In ihrer Ausbildung lernen Pflegefachpersonen das Handwerkszeug, also pflegerische Fertigkeiten und auch die Steuerung des Pflegeprozesses. Die Kompetenzen, die sie brauchen, um die Abläufe in einer Schicht zu organisieren, dazu gehören zum Beispiel die Koordination des Dienstablaufs, Teilnahme an Besprechungen, Ansprechpartnerinnen und -partner sein für Angehörige, Ärztinnen und Ärzte und auch für hausinterne Anfragen, erwerben sie meist im Arbeitsalltag. „Um sie zu unterstützen, auch diese Aufgaben professionell und kompetent erfüllen zu können, haben wir das Qualifizierungsprogramm aufgelegt“, sagt die Referentin. Das Wort Schichtkoordination leitet sich aus der Art der Aufgaben ab. Christine Jahn: „Im pflegerischen Sprachgebrauch wird diese Tätigkeit als Schichtleitung bezeichnet. Wir haben jedoch festgestellt, dass die Aufgaben mehr organisierenden und koordinierenden Charakter haben. Daher wollen wir die Bezeichnung Schichtkoordinatorin oder –koordinator etablieren.“
Um sie bestmöglich zu schulen, hat sich das Initiatoren-Team zuallererst gefragt, welche Kompetenzen eine Pflegfachkraft benötigt, um ihre Aufgaben als Schichtkoordination sicher und professionell ausüben zu können. Auf Basis der Aufgaben entwickelte es dann vier je eintägige Module, mit denen die Pflegfachkräfte geschult werden. Themen sind Selbstverständnis und Rolle einer Pflegefachkraft, Kommunikation und Konfliktmanagement, Organisation von Pflegeteams und Aufgabenzuordnung sowie das Erstellen einer Tourenplanung. Am Ende jedes Moduls bekommen die teilnehmenden Altenpflegerinnen und –pfleger einen Arbeitsauftrag, der ein Thema des Moduls aufgreift und in den darauffolgenden Wochen zu bearbeiten ist. Es gibt nicht einen Auftrag für alle, vielmehr sind die Aufträge individualisiert.

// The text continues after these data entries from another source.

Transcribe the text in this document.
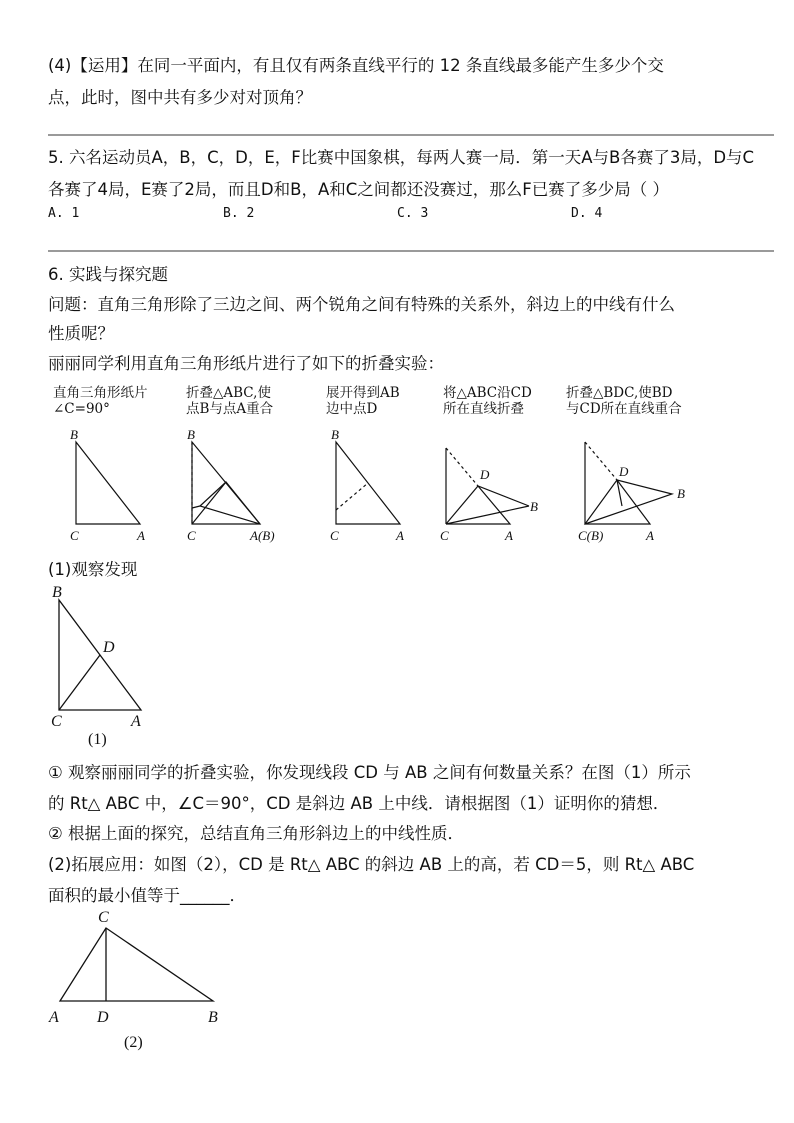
(4)【运用】在同一平面内，有且仅有两条直线平行的 12 条直线最多能产生多少个交
点，此时，图中共有多少对对顶角？
5. 六名运动员A，B，C，D，E，F比赛中国象棋，每两人赛一局．第一天A与B各赛了3局，D与C
各赛了4局，E赛了2局，而且D和B，A和C之间都还没赛过，那么F已赛了多少局（ ）
A. 1	B. 2	C. 3	D. 4
6. 实践与探究题
问题：直角三角形除了三边之间、两个锐角之间有特殊的关系外，斜边上的中线有什么
性质呢？
丽丽同学利用直角三角形纸片进行了如下的折叠实验：
直角三角形纸片
∠C=90°
折叠△ABC,使
点B与点A重合
展开得到AB
边中点D
将△ABC沿CD
所在直线折叠
折叠△BDC,使BD
与CD所在直线重合
B
C	A
B
C	A(B)
B
C	A
D
B
C	A
D
B
C(B)	A
(1)观察发现
B
D
C	A
(1)
① 观察丽丽同学的折叠实验，你发现线段 CD 与 AB 之间有何数量关系？在图（1）所示
的 Rt△ ABC 中，∠C＝90°，CD 是斜边 AB 上中线．请根据图（1）证明你的猜想．
② 根据上面的探究，总结直角三角形斜边上的中线性质．
(2)拓展应用：如图（2），CD 是 Rt△ ABC 的斜边 AB 上的高，若 CD＝5，则 Rt△ ABC
面积的最小值等于______．
C
A D	B
(2)
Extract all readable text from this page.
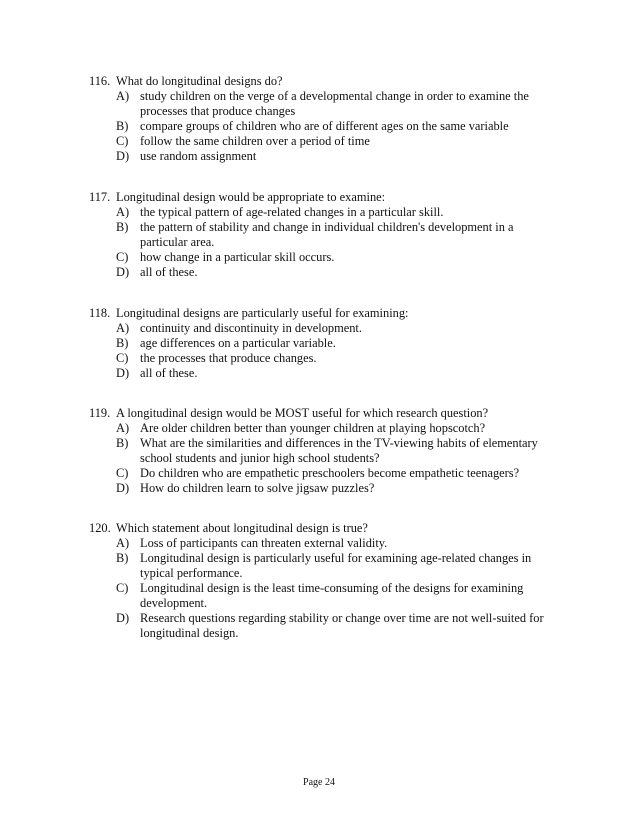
116. What do longitudinal designs do?
A) study children on the verge of a developmental change in order to examine the processes that produce changes
B) compare groups of children who are of different ages on the same variable
C) follow the same children over a period of time
D) use random assignment
117. Longitudinal design would be appropriate to examine:
A) the typical pattern of age-related changes in a particular skill.
B) the pattern of stability and change in individual children's development in a particular area.
C) how change in a particular skill occurs.
D) all of these.
118. Longitudinal designs are particularly useful for examining:
A) continuity and discontinuity in development.
B) age differences on a particular variable.
C) the processes that produce changes.
D) all of these.
119. A longitudinal design would be MOST useful for which research question?
A) Are older children better than younger children at playing hopscotch?
B) What are the similarities and differences in the TV-viewing habits of elementary school students and junior high school students?
C) Do children who are empathetic preschoolers become empathetic teenagers?
D) How do children learn to solve jigsaw puzzles?
120. Which statement about longitudinal design is true?
A) Loss of participants can threaten external validity.
B) Longitudinal design is particularly useful for examining age-related changes in typical performance.
C) Longitudinal design is the least time-consuming of the designs for examining development.
D) Research questions regarding stability or change over time are not well-suited for longitudinal design.
Page 24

Alle 30 Pflegefachkräfte der drei Häuser der Markus Diakonie nehmen am Qualifizierungsprogramm teil. „Natürlich binden wir mit diesen Fortbildungen Ressourcen, gleichzeitig wird das Programm positiv aufgenommen. Aus einem unserer Häuser wurde uns von einer Gruppe berichtet, die total begeistert aus der Schulung zurückkam“, erzählt Christine Jahn. Interessant seien auch die persönlichen Einschätzungen auf den Fragebögen, die die Teilnehmenden zu Beginn und zu Ende jedes Moduls abgeben. Jahn: „Wir fragen, wie sicher sie sich in bestimmten Tätigkeitsbereichen fühlen. Die Antworten können sehr unterschiedlich ausfallen: Die eine fühlen sich zu Beginn des Moduls zu 30 Prozent sicher und am Ende zu 80 Prozent. Andere beziffern ihr Sicherheitsgefühl beim Start mit 90 Prozent und geben auch am Ende der Veranstaltung 90 Prozent an.“
Das Projekt hat bereits die Aufmerksamkeit anderer Agaplesion-Einrichtungen, die es in ganz Deutschland gibt, erregt. „Wir haben es in einer entsprechenden Netzwerkgruppe vorgestellt, woraufhin Führungskräfte anderer Einrichtungen Interesse und Bedarf an unserem Qualifizierungsprogramm bekundet haben. Es ist durchaus denkbar, dass es auch in anderen Häusern etabliert wird“, sagt Christine Jahn.
Profitieren können davon nicht nur die Fachkräfte, sondern
in erster Linie auch die Menschen, die ihnen anvertraut sind. „Wenn eine
Schicht gut organisiert ist, die Pflegefachkräfte sich sicher fühlen und dies
auch ausstrahlen, erleben Bewohnerinnen und Bewohner und auch ihre Angehörigen ein
Gefühl von Sicherheit und Vertrauen“, sagt Christine Jahn.